As a banana-a-day muncher, I admit I was intrigued by a fact box called “Think you know bananas?” in Alex Renton’s entertaining 13 Foods That Shape Our World: How Hunger has Changed the Past, Present and Future (BBC Books). Turns out, I’ve been yellow-bellied in my fruit adventures, never having even tried any of the thousand varieties that are neither yellow nor even banana flavoured. The silk or tundan type, for example, grown in west Africa, has a tangy hint of apple. The most intriguing-sounding variety, though, is a red one that has “a faint raspberry flavour”. I bet that causes a few slip-ups in blind tastings.
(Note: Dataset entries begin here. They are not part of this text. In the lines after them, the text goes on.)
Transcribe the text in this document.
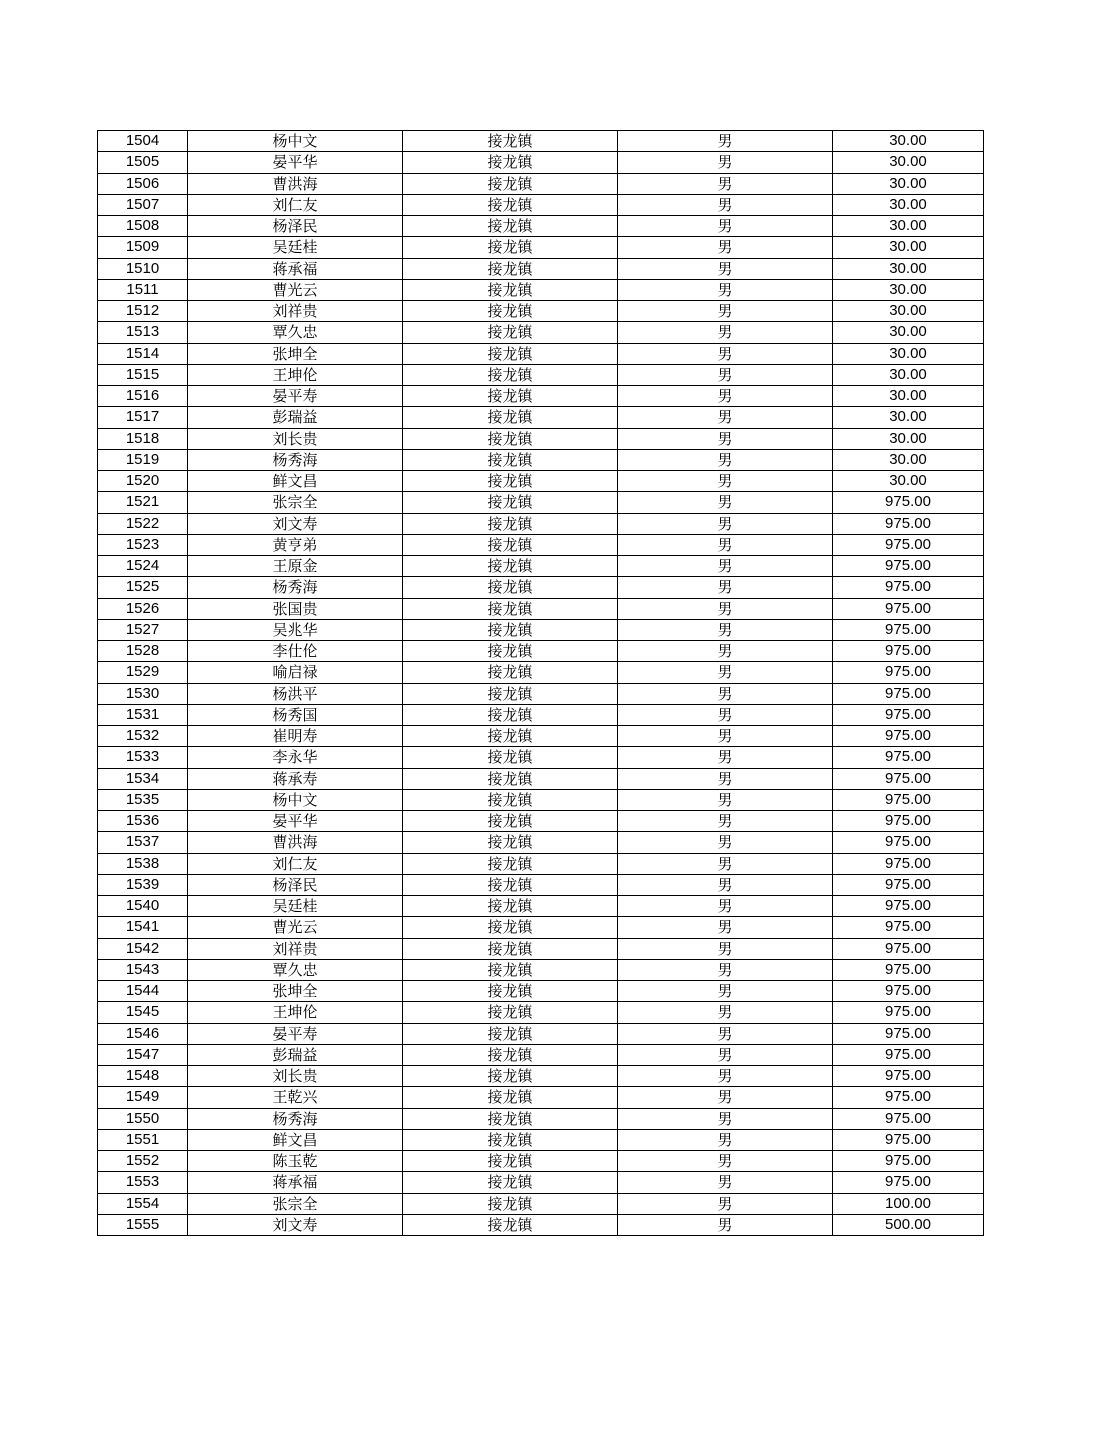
1504	杨中文	接龙镇	男	30.00
1505	晏平华	接龙镇	男	30.00
1506	曹洪海	接龙镇	男	30.00
1507	刘仁友	接龙镇	男	30.00
1508	杨泽民	接龙镇	男	30.00
1509	吴廷桂	接龙镇	男	30.00
1510	蒋承福	接龙镇	男	30.00
1511	曹光云	接龙镇	男	30.00
1512	刘祥贵	接龙镇	男	30.00
1513	覃久忠	接龙镇	男	30.00
1514	张坤全	接龙镇	男	30.00
1515	王坤伦	接龙镇	男	30.00
1516	晏平寿	接龙镇	男	30.00
1517	彭瑞益	接龙镇	男	30.00
1518	刘长贵	接龙镇	男	30.00
1519	杨秀海	接龙镇	男	30.00
1520	鲜文昌	接龙镇	男	30.00
1521	张宗全	接龙镇	男	975.00
1522	刘文寿	接龙镇	男	975.00
1523	黄亨弟	接龙镇	男	975.00
1524	王原金	接龙镇	男	975.00
1525	杨秀海	接龙镇	男	975.00
1526	张国贵	接龙镇	男	975.00
1527	吴兆华	接龙镇	男	975.00
1528	李仕伦	接龙镇	男	975.00
1529	喻启禄	接龙镇	男	975.00
1530	杨洪平	接龙镇	男	975.00
1531	杨秀国	接龙镇	男	975.00
1532	崔明寿	接龙镇	男	975.00
1533	李永华	接龙镇	男	975.00
1534	蒋承寿	接龙镇	男	975.00
1535	杨中文	接龙镇	男	975.00
1536	晏平华	接龙镇	男	975.00
1537	曹洪海	接龙镇	男	975.00
1538	刘仁友	接龙镇	男	975.00
1539	杨泽民	接龙镇	男	975.00
1540	吴廷桂	接龙镇	男	975.00
1541	曹光云	接龙镇	男	975.00
1542	刘祥贵	接龙镇	男	975.00
1543	覃久忠	接龙镇	男	975.00
1544	张坤全	接龙镇	男	975.00
1545	王坤伦	接龙镇	男	975.00
1546	晏平寿	接龙镇	男	975.00
1547	彭瑞益	接龙镇	男	975.00
1548	刘长贵	接龙镇	男	975.00
1549	王乾兴	接龙镇	男	975.00
1550	杨秀海	接龙镇	男	975.00
1551	鲜文昌	接龙镇	男	975.00
1552	陈玉乾	接龙镇	男	975.00
1553	蒋承福	接龙镇	男	975.00
1554	张宗全	接龙镇	男	100.00
1555	刘文寿	接龙镇	男	500.00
Literary figures played a key role in some of the songs of Radiohead, and Thom Yorke has paid tribute to the inspiration of writers such as Ben Okri. The band were also influenced by Kurt Vonnegut’s 1963 science fiction novel Cat’s Cradle when composing their song “Nice Dream”. The Vonnegut link is one of the hundreds of intriguing facts in a new biography of the band, Radiohead: Life in a Glasshouse (Palazzo Editions), written by John Aizlewood, a music expert and editor of Q magazine in its heyday. Covering more than three decades, the book is a must-have for fans of this influential group.

A timely, albeit troubling, read is Yevgenia Belorusets’s Lucky Breaks (Pushkin Press, translated from the Russian by Eugene Ostashevsky), which is a collection of vivid stories by a Ukrainian photo-journalist, looking at recent events through a feminist lens. The book focuses on women affected by the war in east Ukraine, dealing with Russian military activities that pre-date the current invasion. The author’s search for sincerity shines through moving tales of displaced women. Lucky Breaks also offers a reminder that the truth is never pure and rarely simple.